Lonnie Liston Smith: New York.. back then, all the creative musicians were in New York. I never heard of people like Cecil Taylor and Sun Ra until I got to New York. Once I got there, it was a whole ‘nother world. How they would approach the piano. You can go out each night and hear all these different musicians and become better just by listening – you were just surrounded by great creativity. When I was working with Art Blakey and the Jazz Messengers, Thelonious Monk came down one night in the dressing room and said, ‘All musicians got to find their own sound, because anyone can copy.’ And that stuck with me.

It was just so creative. When I first did Expansions, we did that in Jimi Hendrix’s Electric Lady Studio. We could go to the music store and see different musicians in the music store.


I can’t imagine the feeling of the 70s, when everyone was studying different religions or philosophies. What drew you to that intellectual curiosity?


Lonnie Liston Smith: All of us were coming out of the church.. so we all just tried to expand on that. There was a bookstore up in Harlem called the Tree of Life, with all these great books from all over the world. So you start studying, and you begin to see that there’s this universal concept, a real universal oneness where it didn’t matter which country you came from.

A strange thing happened on my first night in New York. I put my bags down and ran to the original Bird Land club. I heard they were having a jam session. While in there, a complete stranger walked up to me and gave me a book. He said, ‘Oh, this is what you’re looking for.’ It was a great book called Mysticism of Sound. He introduced himself and it was John Gilmore, one of the featured artists with Sun Ra. But you know, that’s one of those things where I believe that it was supposed to happen.


One of my first nights living in New York, I went to a jazz bar, and it was interesting. It felt kind of reserved, it didn’t feel like a jam session. It felt more like a performance, less free or off-the-cuff.


Lonnie Liston Smith: That’s a great example. Because you want that spontaneity, where some young musician might get up and start playing, exciting everyone because you don’t know what they’re going to do. It makes a big difference.


How have you seen the ideas of jazz shift throughout your career?


Lonnie Liston Smith: It was a lot more free. With today, I think you have a lot of younger musicians.. back then, there was no perfect school of music. You had to depend on yourself and discover who you really are, what you wanted to do, and how you really wanted to do it. A lot of musicians now, they need to find out that real sound that’s inside of them. Anyone can copy. People now, they’re transcribing people’s past solos and memorizing all that. That’s not creating.

Music has to have that hunger and freeness.


I know we touched on it, but how important is jazz.. both to you and to Black culture?
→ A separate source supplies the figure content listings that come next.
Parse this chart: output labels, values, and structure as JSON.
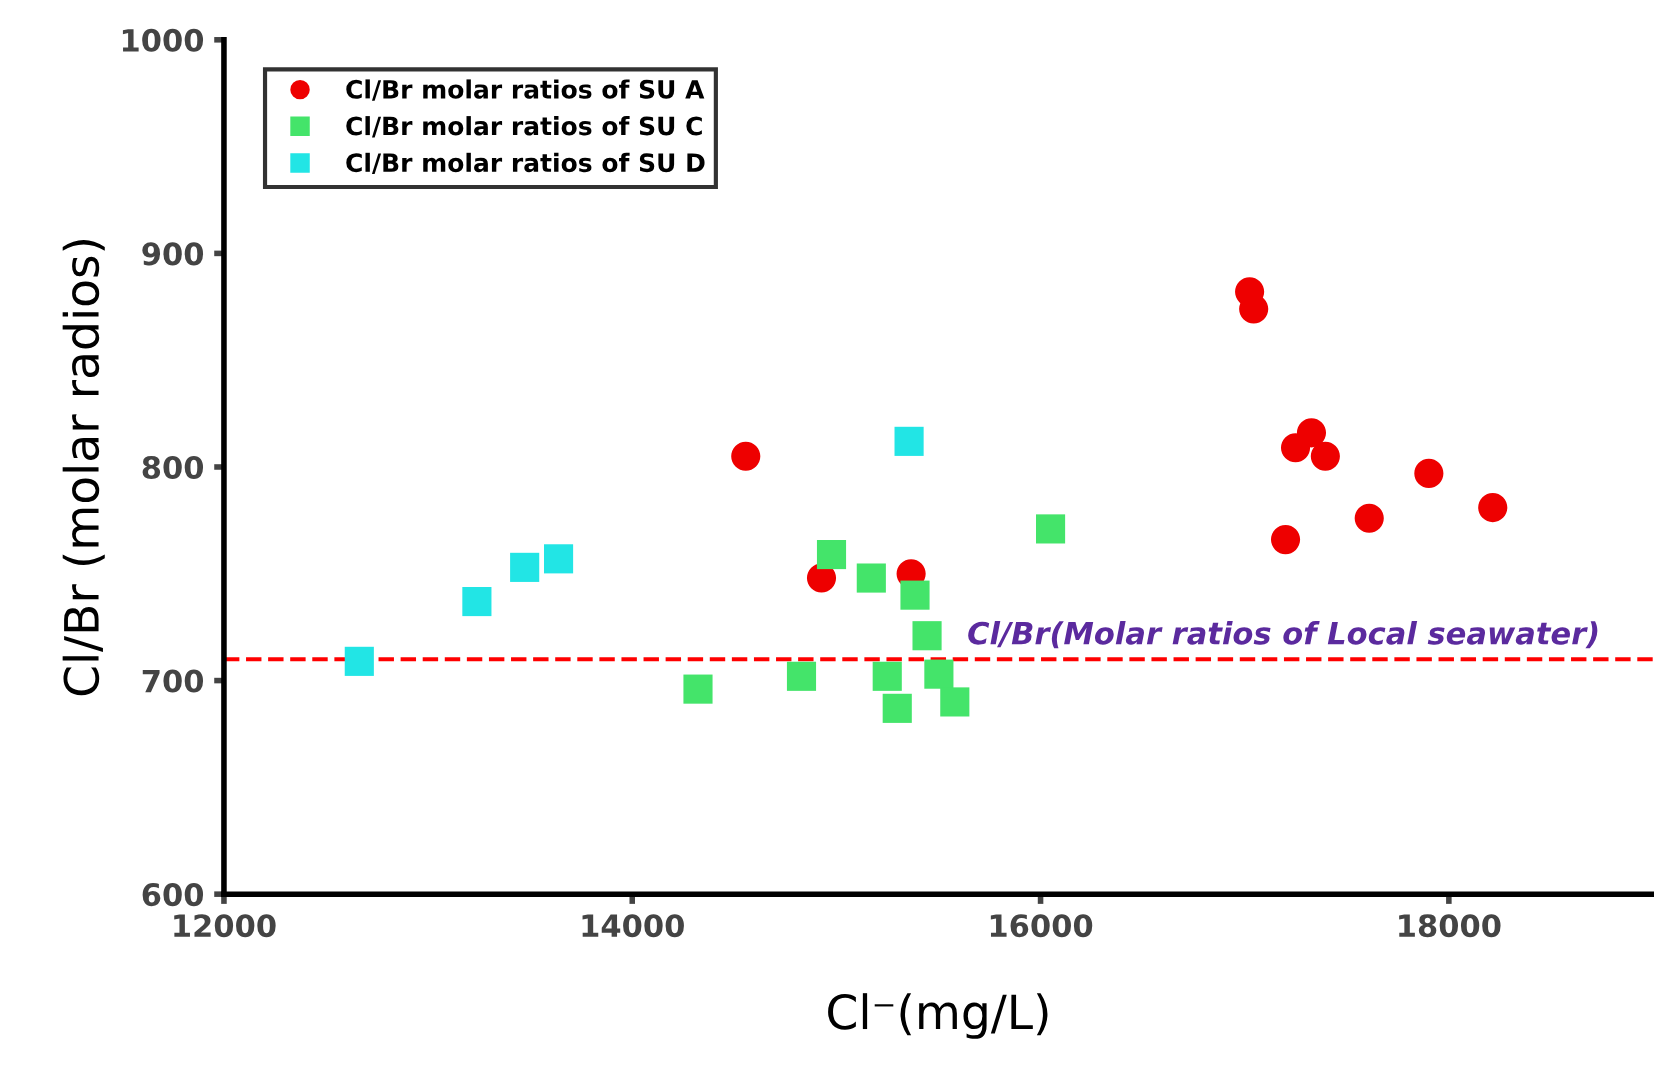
{
  "chart_data": {
    "type": "scatter",
    "xlabel": "Cl⁻(mg/L)",
    "ylabel": "Cl/Br (molar radios)",
    "xlim": [
      12000,
      19000
    ],
    "xticks": [
      12000,
      14000,
      16000,
      18000
    ],
    "ylim": [
      600,
      1000
    ],
    "yticks": [
      600,
      700,
      800,
      900,
      1000
    ],
    "grid": false,
    "legend": "top left",
    "series": [
      {
        "name": "Cl/Br molar ratios of SU A",
        "color": "#ee0000",
        "marker": "circle",
        "x": [
          14556,
          14927,
          15366,
          17024,
          17044,
          17327,
          17249,
          17395,
          17902,
          18215,
          17610,
          17200
        ],
        "values": [
          805,
          748,
          750,
          882,
          874,
          816,
          809,
          805,
          797,
          781,
          776,
          766
        ]
      },
      {
        "name": "Cl/Br molar ratios of SU C",
        "color": "#44e46a",
        "marker": "square",
        "x": [
          14322,
          14829,
          14976,
          15171,
          15249,
          15298,
          15385,
          15444,
          15502,
          15580,
          16049
        ],
        "values": [
          696,
          702,
          759,
          748,
          702,
          687,
          740,
          721,
          703,
          690,
          771
        ]
      },
      {
        "name": "Cl/Br molar ratios of SU D",
        "color": "#22e5e5",
        "marker": "square",
        "x": [
          12663,
          13239,
          13473,
          13639,
          15356
        ],
        "values": [
          709,
          737,
          753,
          757,
          812
        ]
      }
    ],
    "ref_lines": [
      {
        "axis": "y",
        "value": 710,
        "label": "Cl/Br(Molar ratios of Local seawater)",
        "color": "#ff0000",
        "line_style": "dashed"
      }
    ]
  }
}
Lonnie Liston Smith: Jazz music is creative, and that fosters creativity in the person that listens. When I was in college, I would listen to Coltrane and Miles, and sometimes you might feel a little down. But when you put that music on, it made you feel better, it rejuvenated you. It messed with your creative spark. When people get older, they realize jazz made life better for them.
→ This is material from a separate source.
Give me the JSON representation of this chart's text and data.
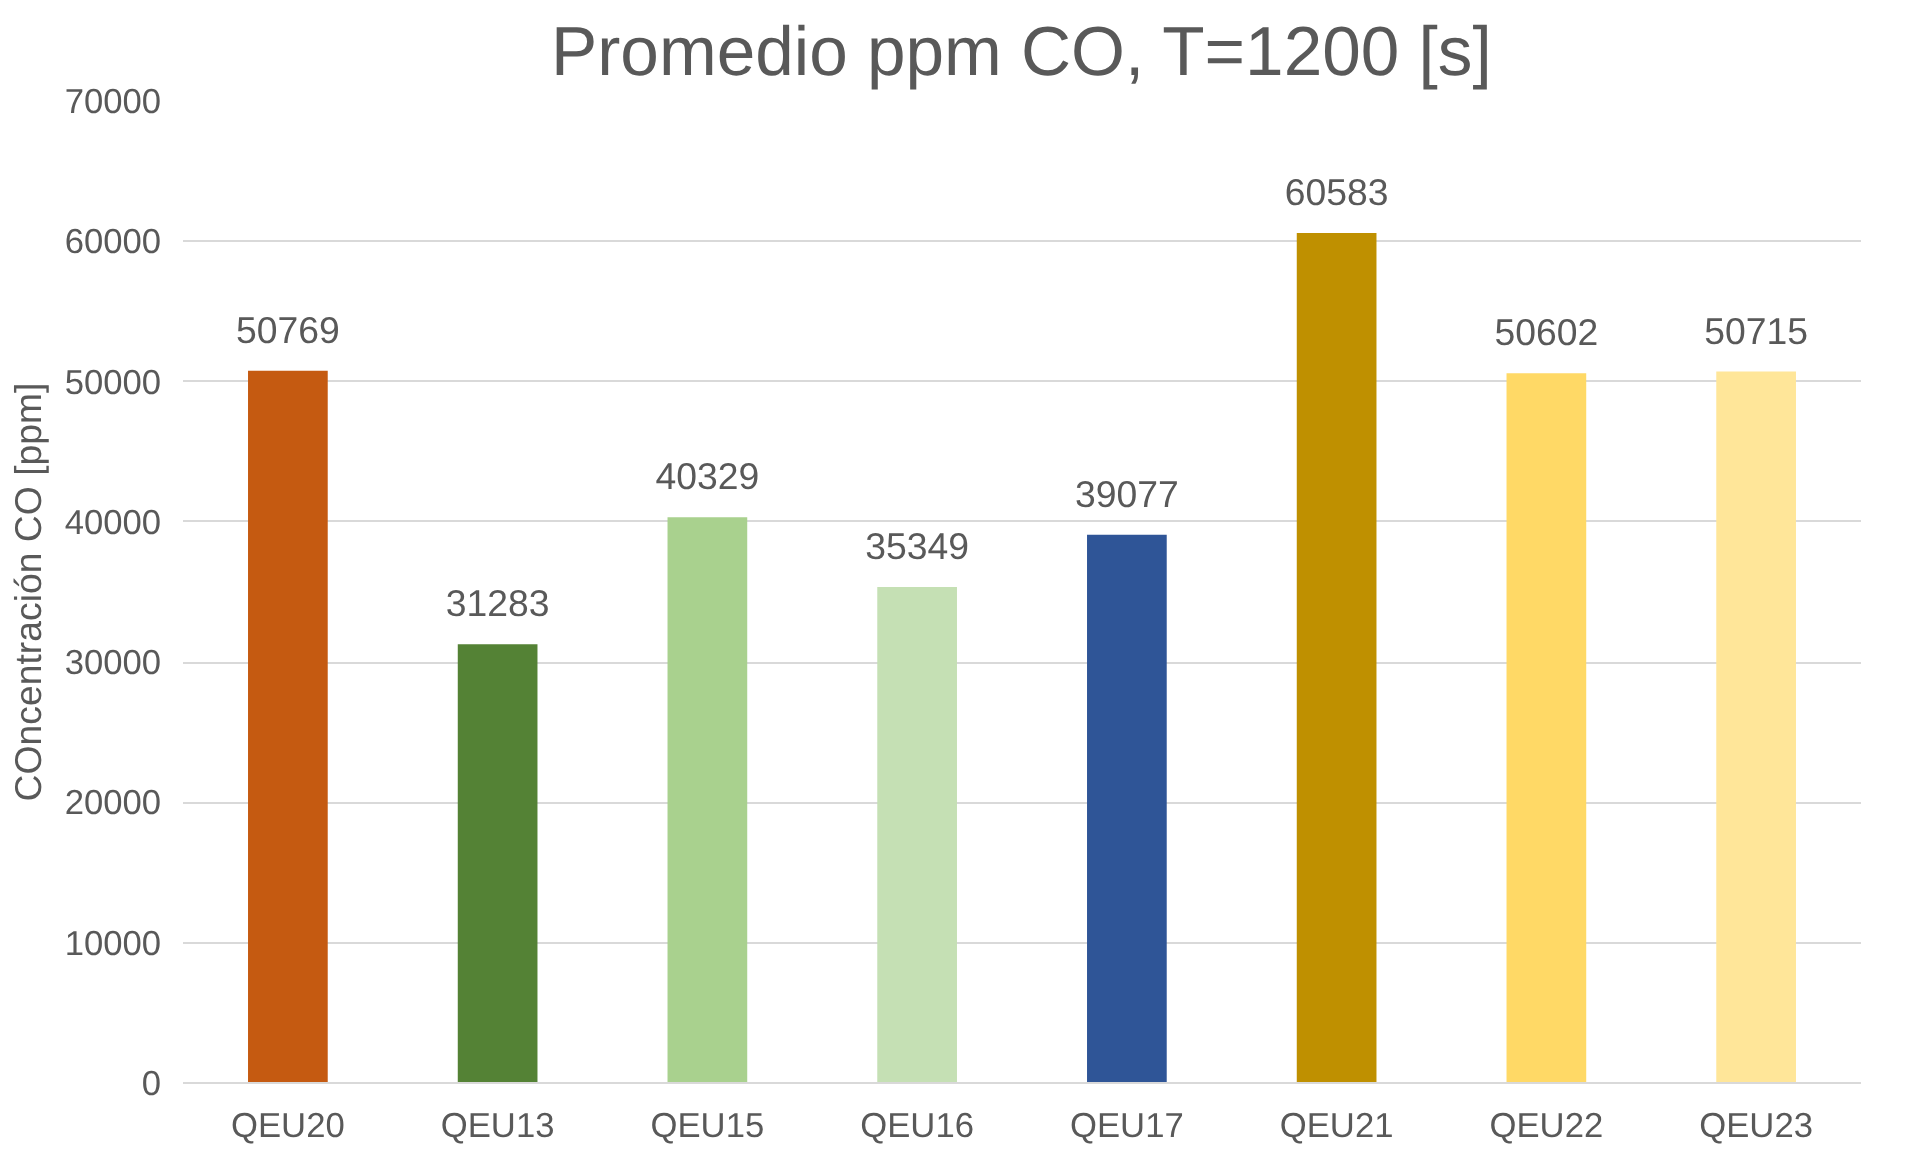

Is it nice to be able to reflect on the stuff you’ve created and see where you were at in different points in your life?


Lonnie Liston Smith: I’ve done so many albums and composed so many songs, sometimes you forget. So I just go back and listen to the old albums that people liked and review them myself. It’s interesting. Because you just get so busy getting ready for the next record, you can take a lot of things you’ve ever done for granted.


What effect has music had on you, throughout your entire life?


Lonnie Liston Smith: For me, music is everything. When I would be really depressed, I can just sit at the piano and start playing. Everything becomes beautiful, and you become rejuvenated. People need music, even when I heard “Leave the Door Open” by Silk Sonic. I was in London and other places overseas, everybody was listening to the same song. It just made everything during the pandemic that much better. It all feels amazing, much brighter. Music is phenomenal.